Paris’i gezmek için merhaba dediğimiz bugün de gezi
planımızı Paris’in Kuzeyinde başlamak üzere planladık. Metro haritamızı açtık
gitmek istediğimiz noktaları işaretledik. Paris gezimiz boyunca hava hep kapalıydı. O gün de hava havalıydı çantama attım yağmurluğu ve Sibel'le yola koyulduk.
İlk rotamız Paris Ressamlar Tepesi diğer orijinal adıyla Montmartre Tepesi
Metro durağı olarak Anvers indik ve Sacre Coeur yazısını gördükten sonra
kalabalığın peşine takıldık. İnsanların inip çıktığı çok da yüksek olmayan bir
yokuş sokaktan içeriye girdiğimizde etrafımız sağlı sollu "I Love
Paris" yazan hediyelik eşya
dükkanlarıyla doluydu.
Dükkânları geçince yokuş sonunda beyaz dev bazilika
Sacre Coeur karşıladı. Hemen altında merdivenlerde, çimenlerde yayılmış onlarca
kişi çıktı karşımız biz buraya yürüyerek ulaşmayı tercih ettik ancak buraya
beyaz-kırmızı, sarı-beyaz Montmartre treni veya füniküleri ile de ulaşabilir.
Sacre
Coeur içini mutlaka gezin eşsiz fotoğraf kareleri yakalayacağınızdan eminim.
Bazilikanın solundan düz yürüdüğünüzde
ise sağda restoran kapısı önünde çello çalan bir sokak müzisyeni, solda ise
yeşillikler içinde kaybolan dik bir merdivenler.

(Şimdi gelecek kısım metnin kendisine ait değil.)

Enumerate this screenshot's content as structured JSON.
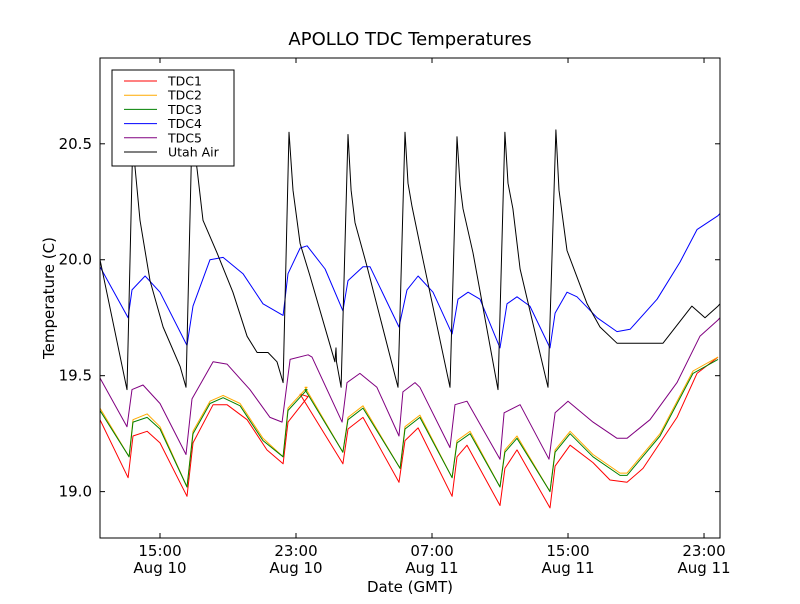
{
  "chart_data": {
    "type": "line",
    "title": "APOLLO TDC Temperatures",
    "xlabel": "Date (GMT)",
    "ylabel": "Temperature (C)",
    "x_units": "hours since Aug 10 00:00 GMT",
    "xlim": [
      11.47,
      47.94
    ],
    "ylim": [
      18.8,
      20.87
    ],
    "grid": false,
    "legend_position": "top-left",
    "xticks": [
      {
        "value": 15,
        "label_time": "15:00",
        "label_date": "Aug 10"
      },
      {
        "value": 23,
        "label_time": "23:00",
        "label_date": "Aug 10"
      },
      {
        "value": 31,
        "label_time": "07:00",
        "label_date": "Aug 11"
      },
      {
        "value": 39,
        "label_time": "15:00",
        "label_date": "Aug 11"
      },
      {
        "value": 47,
        "label_time": "23:00",
        "label_date": "Aug 11"
      }
    ],
    "yticks": [
      {
        "value": 19.0,
        "label": "19.0"
      },
      {
        "value": 19.5,
        "label": "19.5"
      },
      {
        "value": 20.0,
        "label": "20.0"
      },
      {
        "value": 20.5,
        "label": "20.5"
      }
    ],
    "series": [
      {
        "name": "TDC1",
        "color": "#ff0000",
        "points": [
          [
            11.47,
            19.31
          ],
          [
            13.12,
            19.06
          ],
          [
            13.41,
            19.24
          ],
          [
            14.24,
            19.26
          ],
          [
            15.0,
            19.21
          ],
          [
            16.59,
            18.98
          ],
          [
            16.94,
            19.21
          ],
          [
            18.12,
            19.375
          ],
          [
            18.94,
            19.375
          ],
          [
            20.12,
            19.31
          ],
          [
            21.29,
            19.18
          ],
          [
            22.24,
            19.12
          ],
          [
            22.53,
            19.3
          ],
          [
            23.71,
            19.41
          ],
          [
            23.24,
            19.42
          ],
          [
            25.76,
            19.12
          ],
          [
            26.06,
            19.27
          ],
          [
            26.94,
            19.32
          ],
          [
            29.06,
            19.04
          ],
          [
            29.41,
            19.22
          ],
          [
            30.18,
            19.275
          ],
          [
            32.18,
            18.98
          ],
          [
            32.47,
            19.15
          ],
          [
            33.06,
            19.2
          ],
          [
            35.0,
            18.94
          ],
          [
            35.29,
            19.1
          ],
          [
            36.0,
            19.18
          ],
          [
            37.94,
            18.93
          ],
          [
            38.24,
            19.11
          ],
          [
            39.12,
            19.2
          ],
          [
            40.47,
            19.125
          ],
          [
            41.47,
            19.05
          ],
          [
            42.47,
            19.04
          ],
          [
            43.41,
            19.1
          ],
          [
            45.41,
            19.32
          ],
          [
            46.59,
            19.51
          ],
          [
            47.82,
            19.58
          ]
        ]
      },
      {
        "name": "TDC2",
        "color": "#ffaa00",
        "points": [
          [
            11.47,
            19.36
          ],
          [
            13.18,
            19.15
          ],
          [
            13.41,
            19.31
          ],
          [
            14.24,
            19.335
          ],
          [
            15.0,
            19.28
          ],
          [
            16.59,
            19.02
          ],
          [
            16.94,
            19.26
          ],
          [
            17.94,
            19.39
          ],
          [
            18.71,
            19.415
          ],
          [
            19.71,
            19.38
          ],
          [
            21.06,
            19.23
          ],
          [
            22.24,
            19.15
          ],
          [
            22.53,
            19.36
          ],
          [
            23.65,
            19.45
          ],
          [
            23.53,
            19.45
          ],
          [
            25.76,
            19.17
          ],
          [
            26.06,
            19.32
          ],
          [
            26.94,
            19.37
          ],
          [
            29.12,
            19.1
          ],
          [
            29.41,
            19.28
          ],
          [
            30.29,
            19.33
          ],
          [
            32.18,
            19.06
          ],
          [
            32.47,
            19.22
          ],
          [
            33.24,
            19.26
          ],
          [
            35.0,
            19.02
          ],
          [
            35.29,
            19.18
          ],
          [
            36.0,
            19.24
          ],
          [
            37.94,
            19.0
          ],
          [
            38.24,
            19.18
          ],
          [
            39.12,
            19.26
          ],
          [
            40.47,
            19.16
          ],
          [
            42.06,
            19.08
          ],
          [
            42.47,
            19.08
          ],
          [
            44.41,
            19.25
          ],
          [
            46.35,
            19.52
          ],
          [
            47.82,
            19.58
          ]
        ]
      },
      {
        "name": "TDC3",
        "color": "#008000",
        "points": [
          [
            11.47,
            19.35
          ],
          [
            13.18,
            19.15
          ],
          [
            13.41,
            19.3
          ],
          [
            14.24,
            19.32
          ],
          [
            15.0,
            19.27
          ],
          [
            16.59,
            19.02
          ],
          [
            16.94,
            19.25
          ],
          [
            17.94,
            19.38
          ],
          [
            18.71,
            19.405
          ],
          [
            19.71,
            19.37
          ],
          [
            21.06,
            19.22
          ],
          [
            22.24,
            19.15
          ],
          [
            22.53,
            19.35
          ],
          [
            23.65,
            19.44
          ],
          [
            23.53,
            19.44
          ],
          [
            25.76,
            19.17
          ],
          [
            26.06,
            19.31
          ],
          [
            26.94,
            19.36
          ],
          [
            29.12,
            19.1
          ],
          [
            29.41,
            19.27
          ],
          [
            30.29,
            19.32
          ],
          [
            32.18,
            19.06
          ],
          [
            32.47,
            19.21
          ],
          [
            33.24,
            19.25
          ],
          [
            35.0,
            19.02
          ],
          [
            35.29,
            19.17
          ],
          [
            36.0,
            19.23
          ],
          [
            37.94,
            19.0
          ],
          [
            38.24,
            19.17
          ],
          [
            39.12,
            19.25
          ],
          [
            40.47,
            19.15
          ],
          [
            42.06,
            19.07
          ],
          [
            42.47,
            19.07
          ],
          [
            44.41,
            19.24
          ],
          [
            46.35,
            19.51
          ],
          [
            47.82,
            19.57
          ]
        ]
      },
      {
        "name": "TDC4",
        "color": "#0000ff",
        "points": [
          [
            11.47,
            19.97
          ],
          [
            13.12,
            19.75
          ],
          [
            13.35,
            19.87
          ],
          [
            14.12,
            19.93
          ],
          [
            15.0,
            19.86
          ],
          [
            16.59,
            19.63
          ],
          [
            16.94,
            19.8
          ],
          [
            17.94,
            20.0
          ],
          [
            18.71,
            20.01
          ],
          [
            19.88,
            19.94
          ],
          [
            21.06,
            19.81
          ],
          [
            22.24,
            19.76
          ],
          [
            22.53,
            19.94
          ],
          [
            23.24,
            20.05
          ],
          [
            23.65,
            20.06
          ],
          [
            24.71,
            19.96
          ],
          [
            25.76,
            19.78
          ],
          [
            26.06,
            19.91
          ],
          [
            26.94,
            19.97
          ],
          [
            27.35,
            19.97
          ],
          [
            29.06,
            19.71
          ],
          [
            29.53,
            19.87
          ],
          [
            30.18,
            19.93
          ],
          [
            31.06,
            19.86
          ],
          [
            32.18,
            19.68
          ],
          [
            32.53,
            19.83
          ],
          [
            33.12,
            19.86
          ],
          [
            33.82,
            19.83
          ],
          [
            35.0,
            19.62
          ],
          [
            35.41,
            19.81
          ],
          [
            36.0,
            19.84
          ],
          [
            36.76,
            19.8
          ],
          [
            37.94,
            19.62
          ],
          [
            38.24,
            19.77
          ],
          [
            38.94,
            19.86
          ],
          [
            39.53,
            19.84
          ],
          [
            40.71,
            19.75
          ],
          [
            41.88,
            19.69
          ],
          [
            42.65,
            19.7
          ],
          [
            44.24,
            19.83
          ],
          [
            45.59,
            19.99
          ],
          [
            46.59,
            20.13
          ],
          [
            47.82,
            20.19
          ],
          [
            47.94,
            20.2
          ]
        ]
      },
      {
        "name": "TDC5",
        "color": "#800080",
        "points": [
          [
            11.47,
            19.49
          ],
          [
            13.06,
            19.28
          ],
          [
            13.35,
            19.44
          ],
          [
            14.0,
            19.46
          ],
          [
            15.0,
            19.38
          ],
          [
            16.53,
            19.16
          ],
          [
            16.88,
            19.4
          ],
          [
            18.12,
            19.56
          ],
          [
            18.94,
            19.55
          ],
          [
            20.29,
            19.44
          ],
          [
            21.47,
            19.32
          ],
          [
            22.18,
            19.3
          ],
          [
            22.65,
            19.57
          ],
          [
            23.71,
            19.59
          ],
          [
            23.94,
            19.58
          ],
          [
            25.71,
            19.3
          ],
          [
            26.0,
            19.47
          ],
          [
            26.76,
            19.51
          ],
          [
            27.76,
            19.45
          ],
          [
            29.06,
            19.24
          ],
          [
            29.29,
            19.43
          ],
          [
            30.0,
            19.47
          ],
          [
            30.29,
            19.45
          ],
          [
            32.06,
            19.19
          ],
          [
            32.35,
            19.375
          ],
          [
            33.06,
            19.39
          ],
          [
            35.0,
            19.14
          ],
          [
            35.24,
            19.34
          ],
          [
            36.18,
            19.375
          ],
          [
            37.88,
            19.14
          ],
          [
            38.24,
            19.34
          ],
          [
            39.0,
            19.39
          ],
          [
            40.47,
            19.3
          ],
          [
            41.88,
            19.23
          ],
          [
            42.47,
            19.23
          ],
          [
            43.82,
            19.31
          ],
          [
            45.41,
            19.47
          ],
          [
            46.76,
            19.67
          ],
          [
            47.82,
            19.74
          ],
          [
            47.94,
            19.75
          ]
        ]
      },
      {
        "name": "Utah Air",
        "color": "#000000",
        "points": [
          [
            11.47,
            20.0
          ],
          [
            13.06,
            19.44
          ],
          [
            13.41,
            20.55
          ],
          [
            13.53,
            20.4
          ],
          [
            13.82,
            20.17
          ],
          [
            14.41,
            19.91
          ],
          [
            15.18,
            19.71
          ],
          [
            16.18,
            19.54
          ],
          [
            16.53,
            19.45
          ],
          [
            16.88,
            20.55
          ],
          [
            17.18,
            20.39
          ],
          [
            17.53,
            20.17
          ],
          [
            18.35,
            20.03
          ],
          [
            19.29,
            19.86
          ],
          [
            20.12,
            19.67
          ],
          [
            20.71,
            19.6
          ],
          [
            21.35,
            19.6
          ],
          [
            21.88,
            19.56
          ],
          [
            22.24,
            19.47
          ],
          [
            22.59,
            20.55
          ],
          [
            22.82,
            20.3
          ],
          [
            23.24,
            20.07
          ],
          [
            23.82,
            19.93
          ],
          [
            25.29,
            19.56
          ],
          [
            25.35,
            19.62
          ],
          [
            25.38,
            19.56
          ],
          [
            25.65,
            19.45
          ],
          [
            26.06,
            20.54
          ],
          [
            26.24,
            20.3
          ],
          [
            26.47,
            20.16
          ],
          [
            27.18,
            19.97
          ],
          [
            29.0,
            19.45
          ],
          [
            29.41,
            20.55
          ],
          [
            29.59,
            20.33
          ],
          [
            29.82,
            20.23
          ],
          [
            30.47,
            20.0
          ],
          [
            32.06,
            19.45
          ],
          [
            32.47,
            20.53
          ],
          [
            32.65,
            20.32
          ],
          [
            32.82,
            20.22
          ],
          [
            33.41,
            20.03
          ],
          [
            34.88,
            19.44
          ],
          [
            35.29,
            20.55
          ],
          [
            35.47,
            20.33
          ],
          [
            35.76,
            20.22
          ],
          [
            36.18,
            19.96
          ],
          [
            37.82,
            19.45
          ],
          [
            38.29,
            20.56
          ],
          [
            38.47,
            20.3
          ],
          [
            38.94,
            20.04
          ],
          [
            40.12,
            19.81
          ],
          [
            40.88,
            19.71
          ],
          [
            41.88,
            19.64
          ],
          [
            44.59,
            19.64
          ],
          [
            46.29,
            19.8
          ],
          [
            47.06,
            19.75
          ],
          [
            47.82,
            19.8
          ],
          [
            47.94,
            19.81
          ]
        ]
      }
    ]
  }
}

Biz öğle yemeğimizi burada
mis kokan pastaneden krep ile geçiştirdik ardından kahvemizi aldık Ve
starbucks karşısındaki sokak müzisyenini dinledik.
Dönüş yoluna geçtiğimizde
ağaçlı yoldan kahvelerimizle keyifle aşağıya indik ve parkta küçük bir mola
verdik.
Ressamlar tepesinden sonra
yürümeye başladığımızda Paris’i tüm gün yürüyerek gezebileceğimizi tahmin
etmemiştik.
Harita ile ara sokaklardan Zafer Takına doğru yürümüştük. Napolyon Bonapart,
Austerlitz Savaşı’ndan sonra 1806 yılında Zafer Takı’nın yapılmasını emretmiş.
Zafer Takı 30 yılda tamamlanmış. Zafer Takı gördüğümüzde anladık ki Şanzelize
Caddesine gelmişiz.
Champs Élysé Zafer Takı’dan başlıyor ve Concorde Meydanı’na
kadar 1.9 km boyunca devam ediyor. Biz
bu mesafeyi yürüyerek mağazalardan alışveriş yaparak tamamladıktan sonra Eiffel’e
doğru yürümeye başladık.
Eiffel’e nasıl gideriz diye birkaç Fransız’a
sorduğumuzda bize çıldırmış olmalısınız tepkisini verdiler ancak biz yine de
yürüdük.
Kanallardan Eiffel’i gördüğümüzde yorgunluktan mutluyduk. O kadar
yorulmuştuk ki Eiffel’in yarısına kadar çıkabildik.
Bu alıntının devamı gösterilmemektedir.